210 A New Methodology for Thermodynamic Retrievals in Tropical Cyclones from Airborne Doppler Radar

Tuesday, 17 September 2013
Breckenridge Ballroom (Peak 14-17, 1st Floor) / Event Tent (Outside) (Beaver Run Resort and Conference Center)
Michael M. Bell, Univ. of Hawaii at Manoa, Honolulu, HI; and A. M. Foerster

Dynamic and thermodynamic retrievals from multi-Doppler radar analyses have improved our understanding of many mesoscale weather phenomena, including supercell thunderstorms, squall lines, and tropical cyclones. In the general formulation, radar derived winds are used in the momentum and thermodynamic equations to solve for buoyancy and pressure perturbations relative to a hydrostatic reference environment. Following the pioneering work of Gal-Chen (1978), various improvements to the thermodynamic retrieval methodology have been proposed, including a cylindrical coordinate version for use with tropical cyclones (Viltard and Roux 1998). However, the concept of a reference environment becomes difficult to define in a rapidly rotating tropical cyclone where the first-order temperature and pressure perturbations are associated with the system-scale vortex in thermal wind balance.

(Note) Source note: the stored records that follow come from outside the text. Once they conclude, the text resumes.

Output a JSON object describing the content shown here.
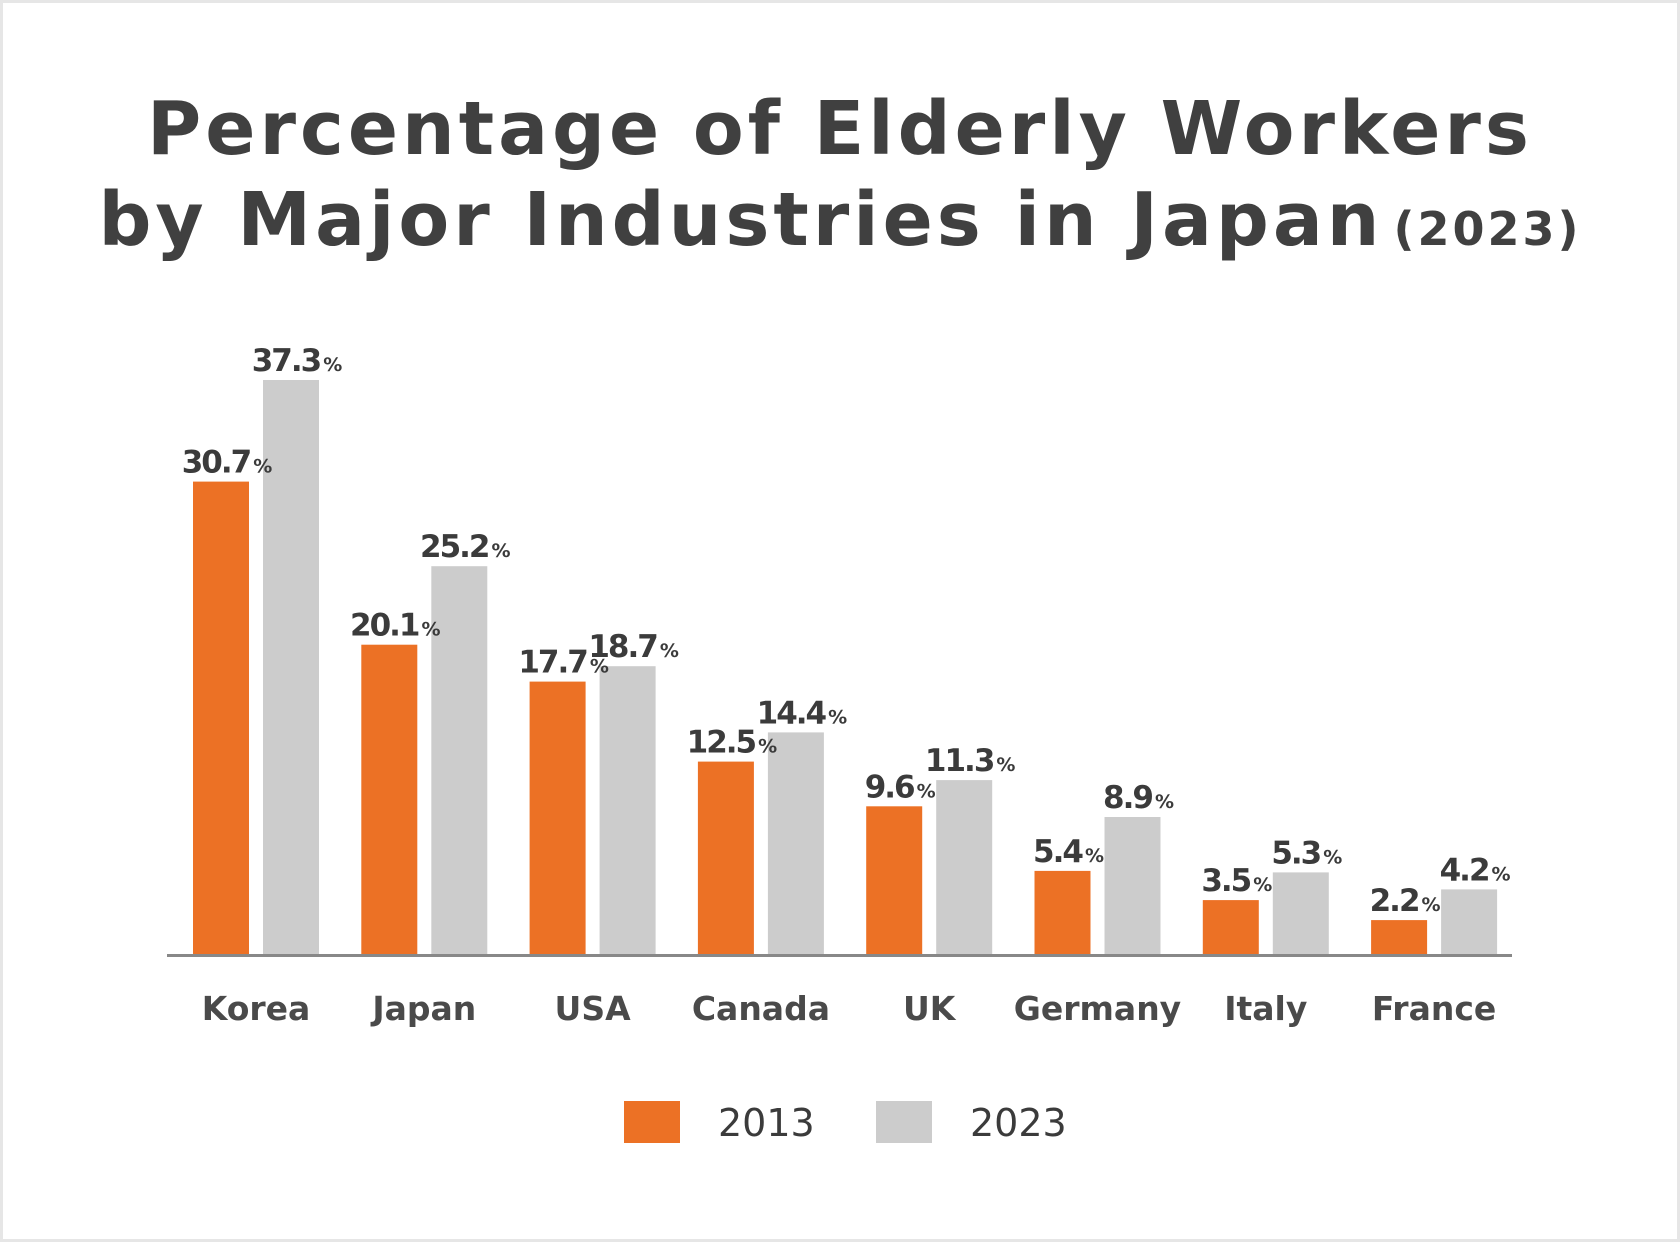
{
  "title": {
    "line1": "Percentage of Elderly Workers",
    "line2_main": "by Major Industries in Japan",
    "line2_year": "(2023)"
  },
  "colors": {
    "series_2013": "#ec7125",
    "series_2023": "#cccccc",
    "axis": "#888888"
  },
  "chart_data": {
    "type": "bar",
    "title": "Percentage of Elderly Workers by Major Industries in Japan (2023)",
    "categories": [
      "Korea",
      "Japan",
      "USA",
      "Canada",
      "UK",
      "Germany",
      "Italy",
      "France"
    ],
    "series": [
      {
        "name": "2013",
        "values": [
          30.7,
          20.1,
          17.7,
          12.5,
          9.6,
          5.4,
          3.5,
          2.2
        ]
      },
      {
        "name": "2023",
        "values": [
          37.3,
          25.2,
          18.7,
          14.4,
          11.3,
          8.9,
          5.3,
          4.2
        ]
      }
    ],
    "value_suffix": "%",
    "ylim": [
      0,
      37.3
    ],
    "xlabel": "",
    "ylabel": "",
    "grid": false,
    "legend": "bottom-center"
  }
}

A modified thermodynamic retrieval will be presented based on a separation of the balanced, azimuthal mean vortex flow from the higher-order wind perturbations. In the modified formulation, the reference environment is assumed to be a mean vortex in both gradient wind and hydrostatic balance. The reference virtual potential temperature and pressure fields therefore depend on both height and radius, linking the radial and vertical momentum equations. Buoyancy and pressure perturbations are then retrieved relative to the balanced vortex using a spline-based variational approach called SAMURAI. Airborne Doppler radar and in situ kinematic and thermodynamic data from aircraft and dropsondes are incorporated into the retrieval. The new formulation is believed to provide better insight into the nature of convection and pressure asymmetries in tropical cyclones. Analytic results testing the methodology will be presented, with some discussion of potential application to tornadoes or dust devils. Thermodynamic retrievals using real data from the RAINEX and PREDICT/GRIP/IFEX field campaigns will be presented in a companion paper (Foerster and Bell).